A pandemia trouxe o desemprego, é verdade, mas veio também a realização de um sonho antigo. Veluma agora dá os primeiros passos na formação de palavras e frases. Dia desses até conseguiu ler o nome de sua rua.

Outras fomes

Afetada no estômago pela crise financeira, a transexual foi atrás de cestas básicas que estavam sendo doadas por professoras da Universidade Federal de Uberlândia (UFU).

Mas como escreveu o poeta Carlos Drummond de Andrade, havia outras fomes. “Eu disse que meu sonho era aprender a ler”, relembra a auxiliar de serviços gerais. A vontade sempre existiu, mas com o surgimento do aplicativo de mensagens, o incômodo ficou maior. Não conseguir ler no WhatsApp deixava Veluma ressabiada.

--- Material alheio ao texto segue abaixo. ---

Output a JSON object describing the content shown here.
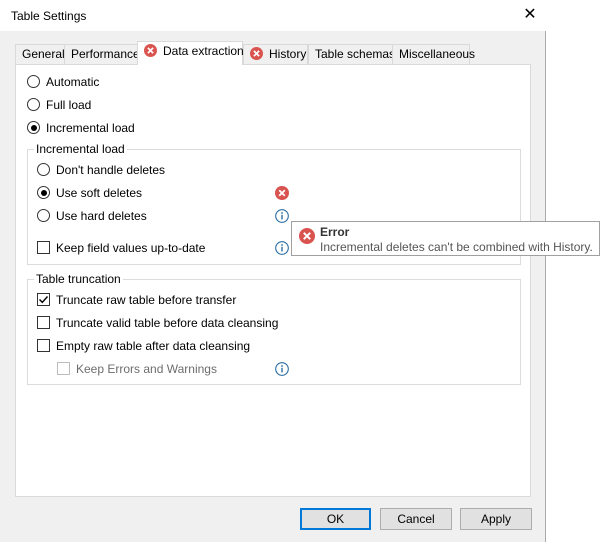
{
  "window": {
    "title": "Table Settings",
    "close_glyph": "✕"
  },
  "tabs": [
    {
      "label": "General",
      "error": false
    },
    {
      "label": "Performance",
      "error": false
    },
    {
      "label": "Data extraction",
      "error": true
    },
    {
      "label": "History",
      "error": true
    },
    {
      "label": "Table schemas",
      "error": false
    },
    {
      "label": "Miscellaneous",
      "error": false
    }
  ],
  "load_mode": {
    "options": [
      {
        "label": "Automatic",
        "selected": false
      },
      {
        "label": "Full load",
        "selected": false
      },
      {
        "label": "Incremental load",
        "selected": true
      }
    ]
  },
  "incremental_load": {
    "legend": "Incremental load",
    "options": [
      {
        "label": "Don't handle deletes",
        "selected": false
      },
      {
        "label": "Use soft deletes",
        "selected": true,
        "status": "error-icon"
      },
      {
        "label": "Use hard deletes",
        "selected": false,
        "status": "info-icon"
      }
    ],
    "keep_field_values": {
      "label": "Keep field values up-to-date",
      "checked": false,
      "status": "info-icon"
    }
  },
  "table_truncation": {
    "legend": "Table truncation",
    "options": [
      {
        "label": "Truncate raw table before transfer",
        "checked": true
      },
      {
        "label": "Truncate valid table before data cleansing",
        "checked": false
      },
      {
        "label": "Empty raw table after data cleansing",
        "checked": false
      },
      {
        "label": "Keep Errors and Warnings",
        "checked": false,
        "disabled": true,
        "status": "info-icon"
      }
    ]
  },
  "tooltip": {
    "title": "Error",
    "message": "Incremental deletes can't be combined with History."
  },
  "buttons": {
    "ok": "OK",
    "cancel": "Cancel",
    "apply": "Apply"
  },
  "colors": {
    "error": "#d9534f",
    "info": "#2b6ca3",
    "accent": "#0078d7"
  }
}
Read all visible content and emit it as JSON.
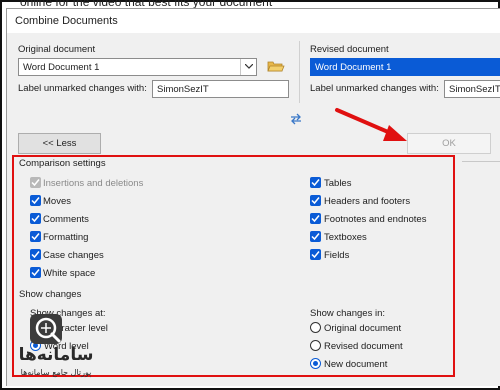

Próxima missão: encontrar alguém disposto a ministrar as aulas de leitura e escrita de forma voluntária. Rapidamente entrou na história uma jovem estudante de 19 anos. Nicolly Cinthia é aluna de pedagogia e aderiu de imediato ao chamado do projeto da UFU. Já tinha até experiência adquirida anteriormente, quando tentou ensinar sua avó e uma tia a ler e escrever. “É uma honra poder ajudar as pessoas e transmitir esse conhecimento, ainda que pequeno”, diz. “Essas meninas caíram do céu pra gente”, agradece Veluma.

Projeto carece de doações

Batizada de “Não é sexta, mas cesta”, a ação, coordenada pelas professoras Amanda Danuello e Flavia Bonsucesso, ambas da UFU, passa por dificuldades e precisa de ajuda. Ao longo do período de isolamento social, a demanda por alimentos mais que dobrou, enquanto a quantidade de donativos caiu. O projeto atendia 100 pessoas por mês, mas hoje são 235 beneficiadas – a maioria composta por travestis, mulheres transexuais e suas famílias. “É muito desesperador, pois não estamos dando conta da demanda”, revela Amanda.

A marca indelével do preconceito

“Vergonha é roubar e matar”, arremata Veluma se alguém se aventura a mandar alguma indireta sobre sua temporária dificuldade em ler e escrever. Quando chega mensagem de texto em seu celular, ela logo diz para mandar áudio. “Mas agora tem muita coisa que eu vejo o texto no Facebook, vou juntando as letras e estou conseguindo (entender)”, diz. “Tem que ter objetivo e força de vontade”, completa.

Mesmo desempregada, é com garra e resignação que ela tem frequentado as aulas de Nicolly duas vezes por semana. Para cumprir as regras de distanciamento, a professora vai de Uber até a casa de Veluma, para evitar andar de transporte coletivo.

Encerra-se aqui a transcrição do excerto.